На улице Иванов сел на лавочку возле подъезда и просидел там довольно долго, борясь с подступавшими к горлу слезами и стараясь разобраться в своих чувствах от встречи с бывшей семьёй. Не такой он представлял себе эту встречу. Светлана стала совсем чужой. Как и этот дом. Да и мальчику, видимо, хорошо с новым папой. А Иванов здесь лишний…

В один из будних дней на пороге госпитальной палаты с сумками и пакетами неожиданно появился Андрей Ващенка, одетый по гражданской моде в светлую рубашку и брюки. Скучная госпитальная жизнь уже порядком надоела Иванову, и появление Андрея стало для него настоящим праздником.

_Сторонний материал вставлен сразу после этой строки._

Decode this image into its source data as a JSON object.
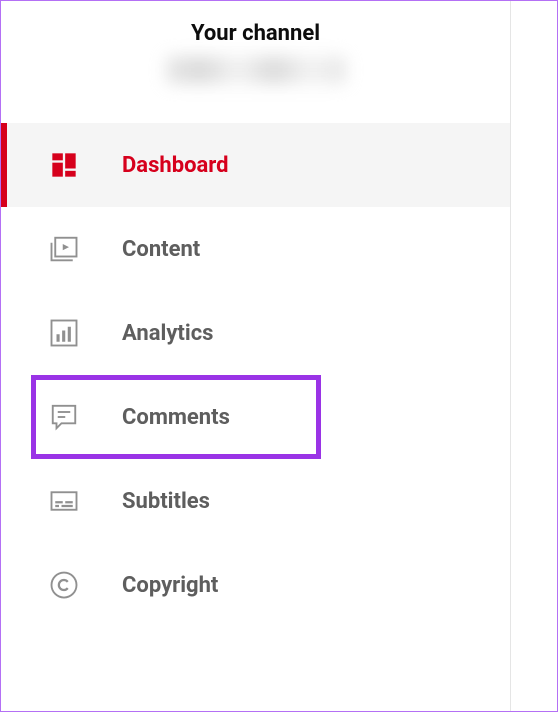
{
  "header": {
    "title": "Your channel"
  },
  "nav": {
    "items": [
      {
        "key": "dashboard",
        "label": "Dashboard",
        "icon": "dashboard-icon",
        "active": true
      },
      {
        "key": "content",
        "label": "Content",
        "icon": "content-icon",
        "active": false
      },
      {
        "key": "analytics",
        "label": "Analytics",
        "icon": "analytics-icon",
        "active": false
      },
      {
        "key": "comments",
        "label": "Comments",
        "icon": "comments-icon",
        "active": false,
        "highlighted": true
      },
      {
        "key": "subtitles",
        "label": "Subtitles",
        "icon": "subtitles-icon",
        "active": false
      },
      {
        "key": "copyright",
        "label": "Copyright",
        "icon": "copyright-icon",
        "active": false
      }
    ]
  },
  "colors": {
    "accent": "#d6001c",
    "highlight": "#9a33e6",
    "text_inactive": "#5e5e5e",
    "icon_inactive": "#909090"
  }
}
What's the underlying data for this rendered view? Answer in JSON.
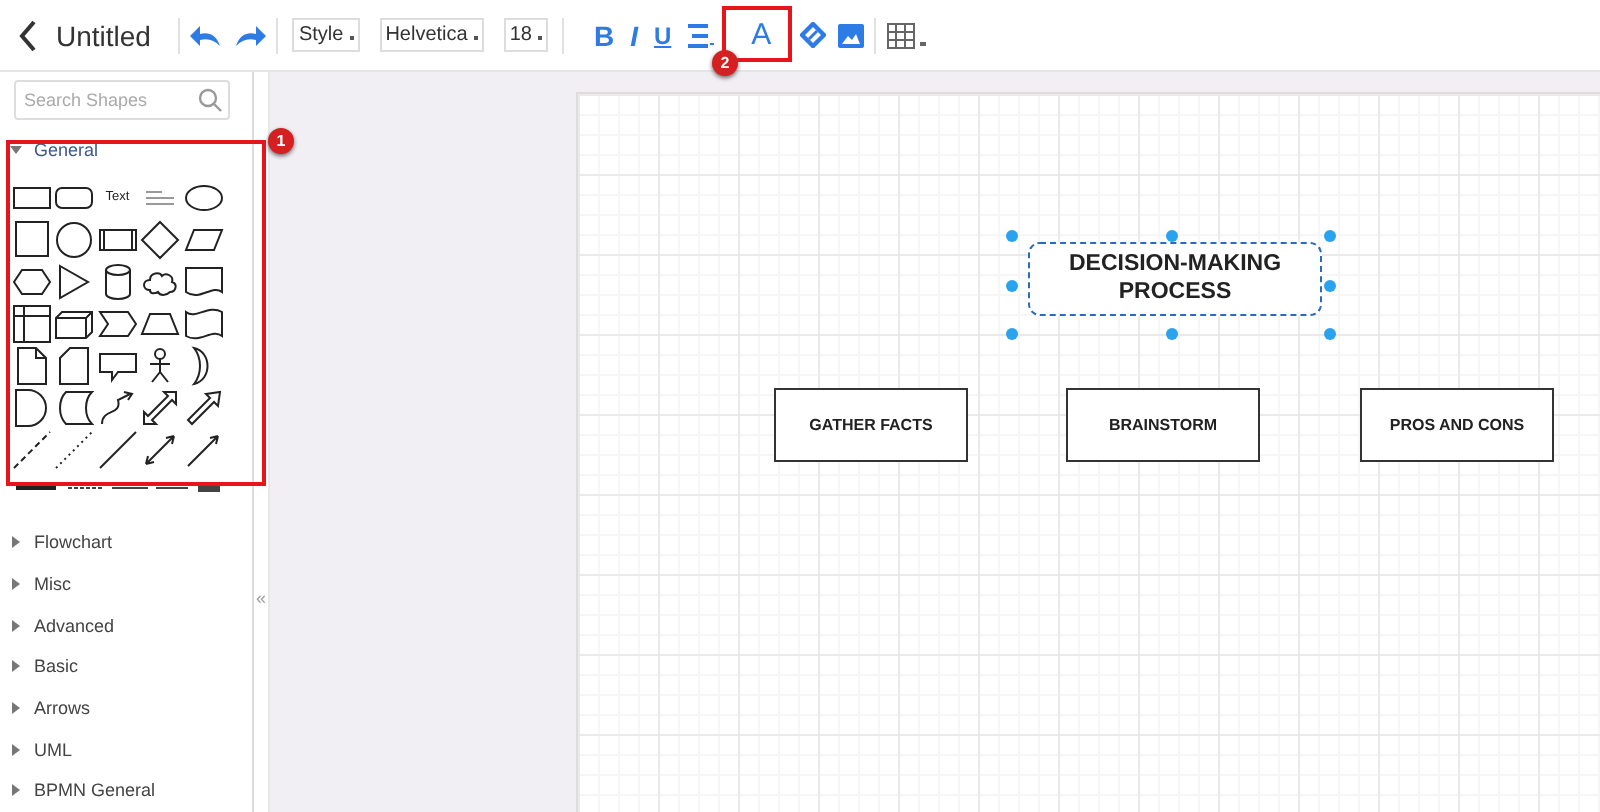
{
  "toolbar": {
    "title": "Untitled",
    "style_select": "Style",
    "font_select": "Helvetica",
    "size_select": "18",
    "format_buttons": [
      "B",
      "I",
      "U"
    ],
    "font_color_button": "A"
  },
  "sidebar": {
    "search": {
      "placeholder": "Search Shapes"
    },
    "palette_text": "Text",
    "categories": [
      {
        "label": "General",
        "expanded": true
      },
      {
        "label": "Flowchart",
        "expanded": false
      },
      {
        "label": "Misc",
        "expanded": false
      },
      {
        "label": "Advanced",
        "expanded": false
      },
      {
        "label": "Basic",
        "expanded": false
      },
      {
        "label": "Arrows",
        "expanded": false
      },
      {
        "label": "UML",
        "expanded": false
      },
      {
        "label": "BPMN General",
        "expanded": false
      }
    ],
    "collapse_toggle": "«"
  },
  "canvas": {
    "shapes": [
      {
        "kind": "title",
        "text": "DECISION-MAKING PROCESS",
        "selected": true
      },
      {
        "kind": "box",
        "text": "GATHER FACTS",
        "selected": false
      },
      {
        "kind": "box",
        "text": "BRAINSTORM",
        "selected": false
      },
      {
        "kind": "box",
        "text": "PROS AND CONS",
        "selected": false
      }
    ]
  },
  "annotations": [
    {
      "label": "1"
    },
    {
      "label": "2"
    }
  ]
}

Сложив перед тумбочкой подарки, со словами: «Еле нашёл тебя, командир», — Ващенка как ребёнок кинулся к Иванову. Они крепко обнялись.

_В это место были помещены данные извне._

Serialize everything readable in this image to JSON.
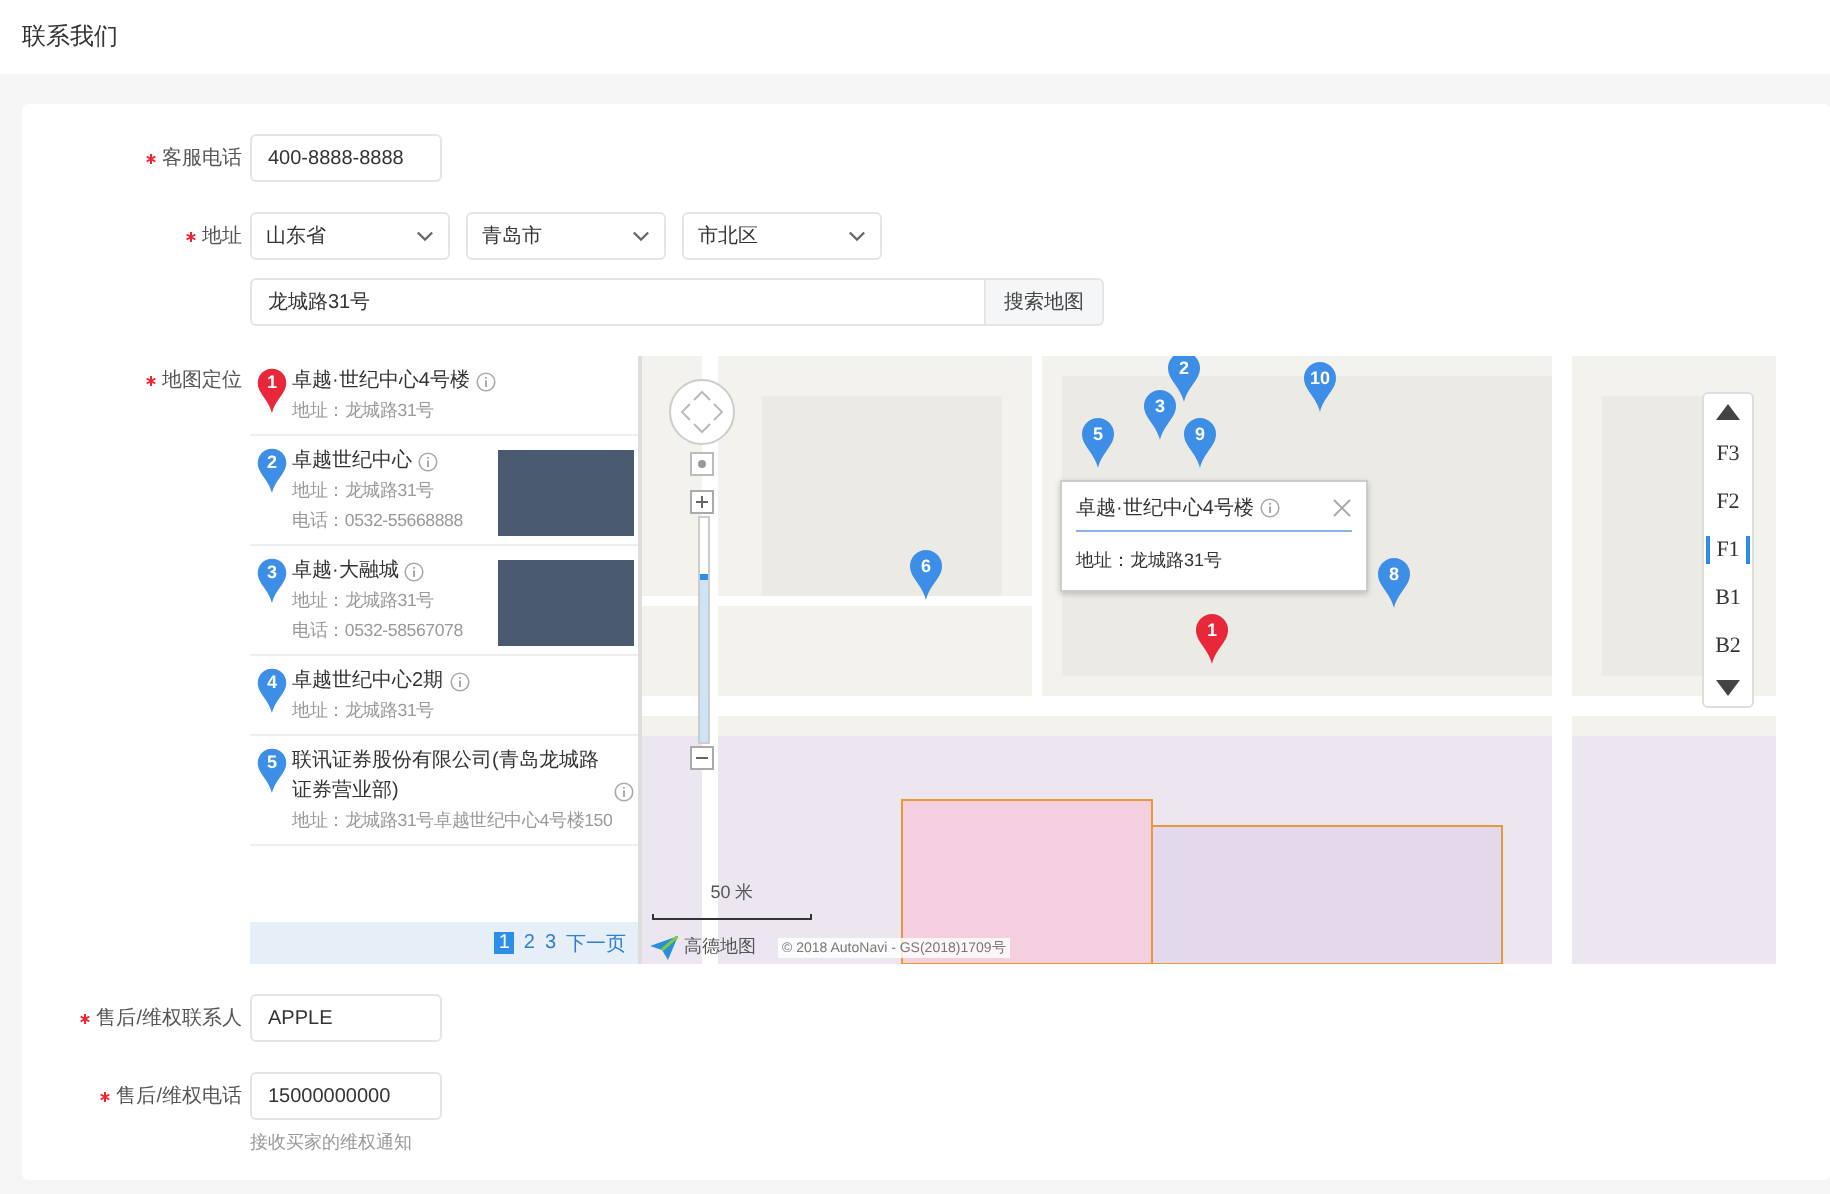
{
  "page": {
    "title": "联系我们"
  },
  "service_phone": {
    "label": "客服电话",
    "required": true,
    "value": "400-8888-8888"
  },
  "address": {
    "label": "地址",
    "required": true,
    "selects": [
      "山东省",
      "青岛市",
      "市北区"
    ],
    "street": "龙城路31号",
    "search_button": "搜索地图"
  },
  "map": {
    "label": "地图定位",
    "required": true,
    "results": [
      {
        "number": "1",
        "name": "卓越·世纪中心4号楼",
        "address": "地址：龙城路31号",
        "selected": true,
        "photo": false
      },
      {
        "number": "2",
        "name": "卓越世纪中心",
        "address": "地址：龙城路31号",
        "phone": "电话：0532-55668888",
        "selected": false,
        "photo": true
      },
      {
        "number": "3",
        "name": "卓越·大融城",
        "address": "地址：龙城路31号",
        "phone": "电话：0532-58567078",
        "selected": false,
        "photo": true
      },
      {
        "number": "4",
        "name": "卓越世纪中心2期",
        "address": "地址：龙城路31号",
        "selected": false,
        "photo": false
      },
      {
        "number": "5",
        "name": "联讯证券股份有限公司(青岛龙城路证券营业部)",
        "address": "地址：龙城路31号卓越世纪中心4号楼150",
        "selected": false,
        "photo": false
      }
    ],
    "pagination": {
      "pages": [
        {
          "label": "1",
          "selected": true
        },
        {
          "label": "2",
          "selected": false
        },
        {
          "label": "3",
          "selected": false
        }
      ],
      "next": "下一页"
    },
    "markers": [
      {
        "label": "2",
        "selected": false
      },
      {
        "label": "3",
        "selected": false
      },
      {
        "label": "10",
        "selected": false
      },
      {
        "label": "5",
        "selected": false
      },
      {
        "label": "9",
        "selected": false
      },
      {
        "label": "6",
        "selected": false
      },
      {
        "label": "8",
        "selected": false
      },
      {
        "label": "1",
        "selected": true
      }
    ],
    "popup": {
      "title": "卓越·世纪中心4号楼",
      "address": "地址：龙城路31号"
    },
    "zoom": {
      "level": 0.72
    },
    "floors": [
      {
        "label": "F3",
        "selected": false
      },
      {
        "label": "F2",
        "selected": false
      },
      {
        "label": "F1",
        "selected": true
      },
      {
        "label": "B1",
        "selected": false
      },
      {
        "label": "B2",
        "selected": false
      }
    ],
    "scale": "50 米",
    "logo": "高德地图",
    "copyright": "© 2018 AutoNavi - GS(2018)1709号"
  },
  "after_sales_contact": {
    "label": "售后/维权联系人",
    "required": true,
    "value": "APPLE"
  },
  "after_sales_phone": {
    "label": "售后/维权电话",
    "required": true,
    "value": "15000000000",
    "hint": "接收买家的维权通知"
  }
}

— Андрюха, как я рад тебя видеть! — не скрывая эмоций, воскликнул Иванов. Затем он представил своего «правака» всей палате:

— Друзья, а это тот самый незаменимый Андрей, про которого я вам рассказывал.

Танкист и мотострелок подошли и пожали Ващенке руку как старому знакомому. К тем, кто не мог встать, Андрей подходил сам. Иванов представлял всех по именам. Последним Ващенка поздоровался с Виктором.

— Ну и здоров же ты! — прокомментировал Андрей крепкое рукопожатие богатыря.

— Уже не такой, как раньше, — ответил десантник.

— Будешь ещё лучше! — пообещал Ващенка с видом врача.

— Ну, пошли, поговорим, — с нетерпением потащил Иванов своего «правака» на улицу.

Для разговора Иванов и Ващенка уединились в самом дальнем конце госпитального хоздвора, где их не могли видеть врачи, и открыли пиво, принесённое Андреем.

— За встречу! — произнёс тост Иванов, поднимая откупоренную бутылку.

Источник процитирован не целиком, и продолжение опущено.